The platform area, which runs through the central “agora” walkway between the booths, is typically the most interactive within the Armory Show. You may remember how Jean Shin’s “Huddled Masses” (2020) took center stage last year, as a solemn but curious acknowledgement of electronic waste and the rapid obsolescence of evolving technologies. Writer and independent curator Eugenie Tsai, who recently ended her 15-year career as a curator of contemporary art at the Brooklyn Museum, has Collective memory for the Armory this year. Tsai’s vision for this section focuses on historical repercussions that permeate the present and aims to bring viewers closer to the personal and cultural backgrounds of various artists through scale, form and media.

“Her approach tends toward poetry, often using materials that bear the invisible traces of different pasts to tell captivating stories that could arouse visitors’ curiosity,” Tsai said. Hyperallergicdescribes the featured artists. “At a time when much of our daily life takes place in the virtual world, the tangible physicality of the large-scale sculptures and installations in Platform creates an intense sensory experience for visitors, a reminder of the pleasures of the material world.”

After her first year at The Kitchen, Senior Curator Robyn Farrell immediately started working in New York City as a curator for Passages, in the focus area of ​​the Armory. Farrell’s look back at 30 years of the Armory Show as a consistent border crosser Passages consists of 30 booths mainly dedicated to post-colonial resistance, indigenous survival, queer living and feminist abstraction, among other core ideas.

Outstanding achievements in Passages These include Shinnecock artist Jeremy Dennis’s multi-layered depictions of Native American life in Southampton, New York, through Aicon Contemporary, as well as 18 mixed media and paper sculptures from Ebony G. Patterson’s ongoing series Studies for a vocabulary of loss by the Monique Meloche Gallery.

Jeremy Dennis, “Dream of a New World” (2019), metal print, 30 x 40 inches (~76 x 102 cm) (image courtesy of the artist and Aicon Contemporary)

The “Presentations” section will shine the spotlight on young galleries—specifically those under 10. The gallery known as “Mrs.” hails from faraway Maspeth, Queens, and will dedicate its booth to Slovakian artist Alexandra Barth, whose huge, airbrushed acrylic paintings gently highlight the overlooked domestic details that signify both human intervention and absence. On the other side of the coin, the “Solo” section will spotlight French figurative artist Laurent Proux, whose paintings merge the human body with mythological settings.

In this year’s special presentations, the free stand of a new and impressive gallery went to the four-year-old Blade Study in New York, which features nine paintings by Paige KB with accompanying ephemera. In addition to the award winner, there is a complete takeover of the website called Headlightsin which public arts organization Creative Time searches its records for 50 years of “art that speaks to the moment,” including contributions from Kara Walker, Charles Gaines and Duke Riley.
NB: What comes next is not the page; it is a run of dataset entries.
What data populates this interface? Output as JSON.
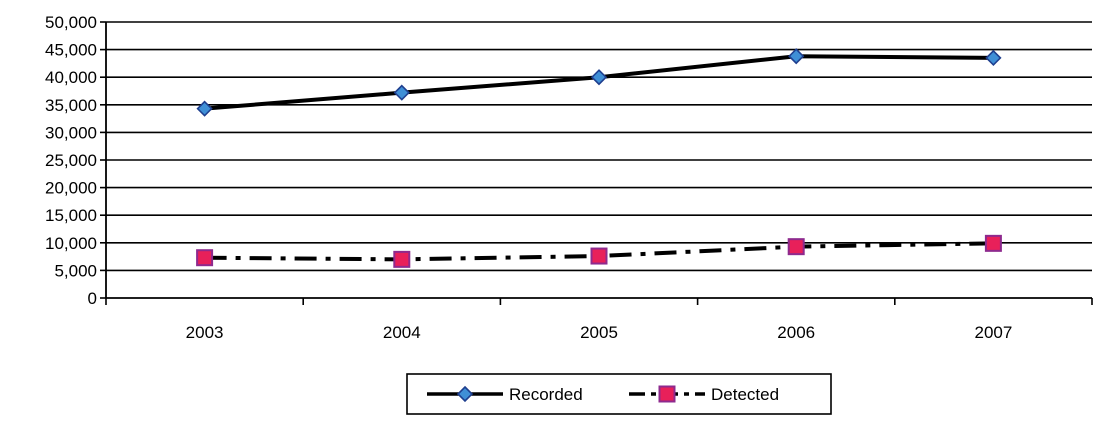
{
  "chart_data": {
    "type": "line",
    "categories": [
      "2003",
      "2004",
      "2005",
      "2006",
      "2007"
    ],
    "y_ticks": [
      "0",
      "5,000",
      "10,000",
      "15,000",
      "20,000",
      "25,000",
      "30,000",
      "35,000",
      "40,000",
      "45,000",
      "50,000"
    ],
    "ylim": [
      0,
      50000
    ],
    "y_step": 5000,
    "grid": "horizontal",
    "legend_position": "bottom",
    "series": [
      {
        "name": "Recorded",
        "values": [
          34300,
          37200,
          40000,
          43800,
          43500
        ],
        "marker": "diamond",
        "line_style": "solid",
        "marker_fill": "#3f8fd6",
        "marker_stroke": "#1f3f8f",
        "line_color": "#000000"
      },
      {
        "name": "Detected",
        "values": [
          7300,
          7000,
          7600,
          9300,
          9900
        ],
        "marker": "square",
        "line_style": "dash-dot",
        "marker_fill": "#e8205a",
        "marker_stroke": "#8e2a8e",
        "line_color": "#000000"
      }
    ]
  }
}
That the fair has been looked at so superficially is a testament to its growth over three decades. It began in 1994 as a one-off four-person project at the Gramercy Park Hotel, and within five years evolved the Armory show into the historic Regiment Armory on Lexington Avenue. The New York institution traveled throughout Manhattan, expanding section by section and even splitting into two shows before later merging them. Now, as part of the Frieze network, the Armory is reinventing itself once again.